Die Jungen Liberalen NRW wollen eine Gesellschaft, in der Menschen verschiedener Religionen und Weltanschauungen gleichberechtigt miteinander leben. Für uns ist es selbstverständlich, dass jedermann ein Anrecht auf positive und negative Religionsfreiheit hat und dies von allen Teilen der Gesellschaft respektiert wird. Wir wollen einen Staat, der Religion und Religionsgemeinschaften weder privilegiert, noch benachteiligt. Unser Ziel ist der weltanschaulich neutrale Staat.
Rechtsstellung & Finanzen
Um den weltanschaulich neutralen Staat zu verwirklichen und gleiche Bedingungen für alle Religionsgemeinschaften zu schaffen, müssen Staat und Kirche klar getrennt werden. Wesentliches Mittel hierfür ist die Aufhebung des Status von Religionsgemeinschaften als Körperschaften des öffentlichen Rechtes. Das Recht zur Steuererhebung und die Dienstherrenfähigkeit für Beamte sind nur zwei Punkte, die dem Trennungsprinzip entgegenstehen und entfallen müssen. Der über Art. 140 GG unmittelbar geltende Art. 137 WRV muss entsprechend geändert werden.
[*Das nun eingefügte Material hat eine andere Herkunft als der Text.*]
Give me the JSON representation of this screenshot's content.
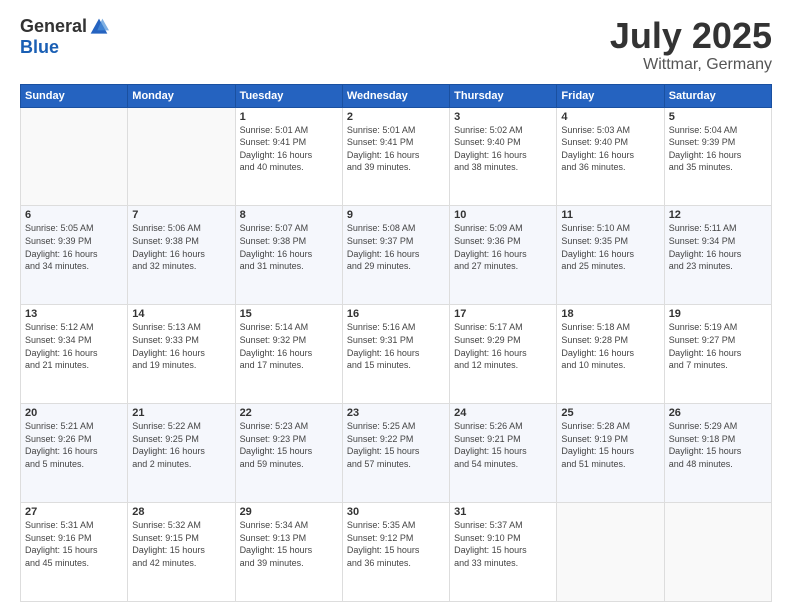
{
  "logo": {
    "general": "General",
    "blue": "Blue"
  },
  "header": {
    "month": "July 2025",
    "location": "Wittmar, Germany"
  },
  "weekdays": [
    "Sunday",
    "Monday",
    "Tuesday",
    "Wednesday",
    "Thursday",
    "Friday",
    "Saturday"
  ],
  "weeks": [
    [
      {
        "day": "",
        "info": ""
      },
      {
        "day": "",
        "info": ""
      },
      {
        "day": "1",
        "info": "Sunrise: 5:01 AM\nSunset: 9:41 PM\nDaylight: 16 hours\nand 40 minutes."
      },
      {
        "day": "2",
        "info": "Sunrise: 5:01 AM\nSunset: 9:41 PM\nDaylight: 16 hours\nand 39 minutes."
      },
      {
        "day": "3",
        "info": "Sunrise: 5:02 AM\nSunset: 9:40 PM\nDaylight: 16 hours\nand 38 minutes."
      },
      {
        "day": "4",
        "info": "Sunrise: 5:03 AM\nSunset: 9:40 PM\nDaylight: 16 hours\nand 36 minutes."
      },
      {
        "day": "5",
        "info": "Sunrise: 5:04 AM\nSunset: 9:39 PM\nDaylight: 16 hours\nand 35 minutes."
      }
    ],
    [
      {
        "day": "6",
        "info": "Sunrise: 5:05 AM\nSunset: 9:39 PM\nDaylight: 16 hours\nand 34 minutes."
      },
      {
        "day": "7",
        "info": "Sunrise: 5:06 AM\nSunset: 9:38 PM\nDaylight: 16 hours\nand 32 minutes."
      },
      {
        "day": "8",
        "info": "Sunrise: 5:07 AM\nSunset: 9:38 PM\nDaylight: 16 hours\nand 31 minutes."
      },
      {
        "day": "9",
        "info": "Sunrise: 5:08 AM\nSunset: 9:37 PM\nDaylight: 16 hours\nand 29 minutes."
      },
      {
        "day": "10",
        "info": "Sunrise: 5:09 AM\nSunset: 9:36 PM\nDaylight: 16 hours\nand 27 minutes."
      },
      {
        "day": "11",
        "info": "Sunrise: 5:10 AM\nSunset: 9:35 PM\nDaylight: 16 hours\nand 25 minutes."
      },
      {
        "day": "12",
        "info": "Sunrise: 5:11 AM\nSunset: 9:34 PM\nDaylight: 16 hours\nand 23 minutes."
      }
    ],
    [
      {
        "day": "13",
        "info": "Sunrise: 5:12 AM\nSunset: 9:34 PM\nDaylight: 16 hours\nand 21 minutes."
      },
      {
        "day": "14",
        "info": "Sunrise: 5:13 AM\nSunset: 9:33 PM\nDaylight: 16 hours\nand 19 minutes."
      },
      {
        "day": "15",
        "info": "Sunrise: 5:14 AM\nSunset: 9:32 PM\nDaylight: 16 hours\nand 17 minutes."
      },
      {
        "day": "16",
        "info": "Sunrise: 5:16 AM\nSunset: 9:31 PM\nDaylight: 16 hours\nand 15 minutes."
      },
      {
        "day": "17",
        "info": "Sunrise: 5:17 AM\nSunset: 9:29 PM\nDaylight: 16 hours\nand 12 minutes."
      },
      {
        "day": "18",
        "info": "Sunrise: 5:18 AM\nSunset: 9:28 PM\nDaylight: 16 hours\nand 10 minutes."
      },
      {
        "day": "19",
        "info": "Sunrise: 5:19 AM\nSunset: 9:27 PM\nDaylight: 16 hours\nand 7 minutes."
      }
    ],
    [
      {
        "day": "20",
        "info": "Sunrise: 5:21 AM\nSunset: 9:26 PM\nDaylight: 16 hours\nand 5 minutes."
      },
      {
        "day": "21",
        "info": "Sunrise: 5:22 AM\nSunset: 9:25 PM\nDaylight: 16 hours\nand 2 minutes."
      },
      {
        "day": "22",
        "info": "Sunrise: 5:23 AM\nSunset: 9:23 PM\nDaylight: 15 hours\nand 59 minutes."
      },
      {
        "day": "23",
        "info": "Sunrise: 5:25 AM\nSunset: 9:22 PM\nDaylight: 15 hours\nand 57 minutes."
      },
      {
        "day": "24",
        "info": "Sunrise: 5:26 AM\nSunset: 9:21 PM\nDaylight: 15 hours\nand 54 minutes."
      },
      {
        "day": "25",
        "info": "Sunrise: 5:28 AM\nSunset: 9:19 PM\nDaylight: 15 hours\nand 51 minutes."
      },
      {
        "day": "26",
        "info": "Sunrise: 5:29 AM\nSunset: 9:18 PM\nDaylight: 15 hours\nand 48 minutes."
      }
    ],
    [
      {
        "day": "27",
        "info": "Sunrise: 5:31 AM\nSunset: 9:16 PM\nDaylight: 15 hours\nand 45 minutes."
      },
      {
        "day": "28",
        "info": "Sunrise: 5:32 AM\nSunset: 9:15 PM\nDaylight: 15 hours\nand 42 minutes."
      },
      {
        "day": "29",
        "info": "Sunrise: 5:34 AM\nSunset: 9:13 PM\nDaylight: 15 hours\nand 39 minutes."
      },
      {
        "day": "30",
        "info": "Sunrise: 5:35 AM\nSunset: 9:12 PM\nDaylight: 15 hours\nand 36 minutes."
      },
      {
        "day": "31",
        "info": "Sunrise: 5:37 AM\nSunset: 9:10 PM\nDaylight: 15 hours\nand 33 minutes."
      },
      {
        "day": "",
        "info": ""
      },
      {
        "day": "",
        "info": ""
      }
    ]
  ]
}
Die Anbringung religiöser Symbole an oder in öffentlichen Gebäuden lehnen die Jungen Liberalen NRW grundsätzlich ab. Ausnahmen sind nur dann zulässig, wenn die entsprechenden Symbole zum architektonischen Gesamtensemble eines denkmalgeschützten Gebäudes in öffentlicher Hand gehören. Das ersichtliche Bekenntnis zu einer Glaubensüberzeugung etwa durch Tragen eines religiösen Symbols gehört zur positiven Religionsfreiheit und dieses Recht muss entsprechend geschützt werden.
§ 166 StGB – der Gotteslästerungsparagraph – ist unverzüglich und ersatzlos zu streichen. Persönliche Beleidigungen können auch weiterhin über den § 185 StGB zur Anzeige gebracht werden, alles weitere ist durch das Grundrecht auf Meinungsfreiheit gedeckt.
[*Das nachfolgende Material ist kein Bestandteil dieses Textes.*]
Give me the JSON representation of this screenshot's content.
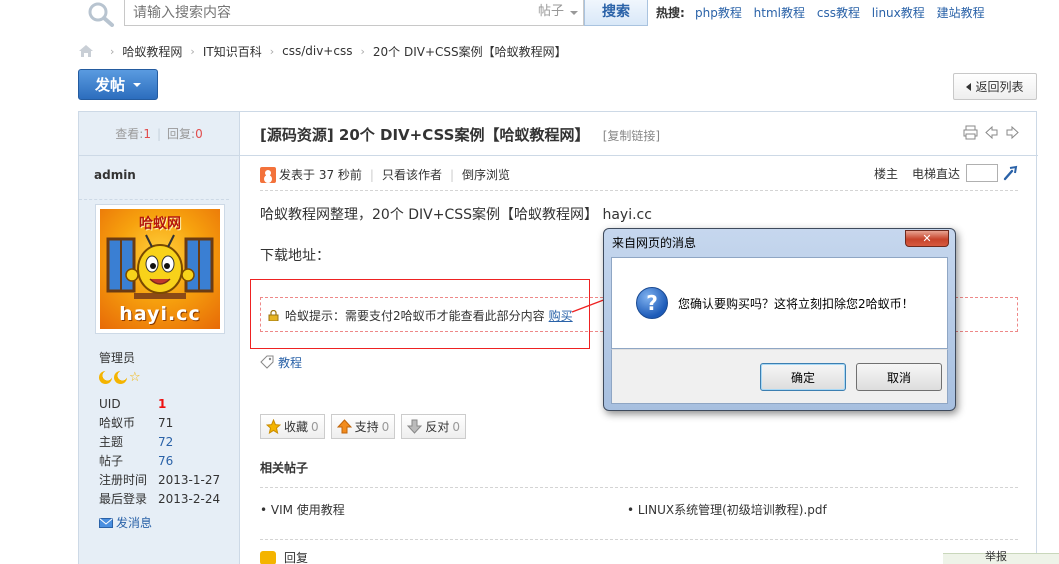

Die im Rahmen der Feiertagsgesetzgebung während so genannter ‚stiller Feiertage‘ verhängten Einschränkungen unter dem Oberbegriff des Tanzverbots sind ersatzlos abzuschaffen.
Die Versammlungsstättenordnung hat auch für im kirchlichen Besitz befindliche Gebäude zu gelten, solange diese nicht ausschließlich für Gottesdienste und andere religiöse Zeremonien genutzt werden.
Die von der Enquetekommission ‚Kultur in Deutschland‘ 2005 geforderte Umwandlung des beim Bundeskanzleramt angesiedelten Beauftragten für Kultur und Medien zu einem Bundesminister für Kultur- und Kirchenangelegenheiten ist angesichts der angestrebten Trennung von Kirche und Staat strikt abzulehnen.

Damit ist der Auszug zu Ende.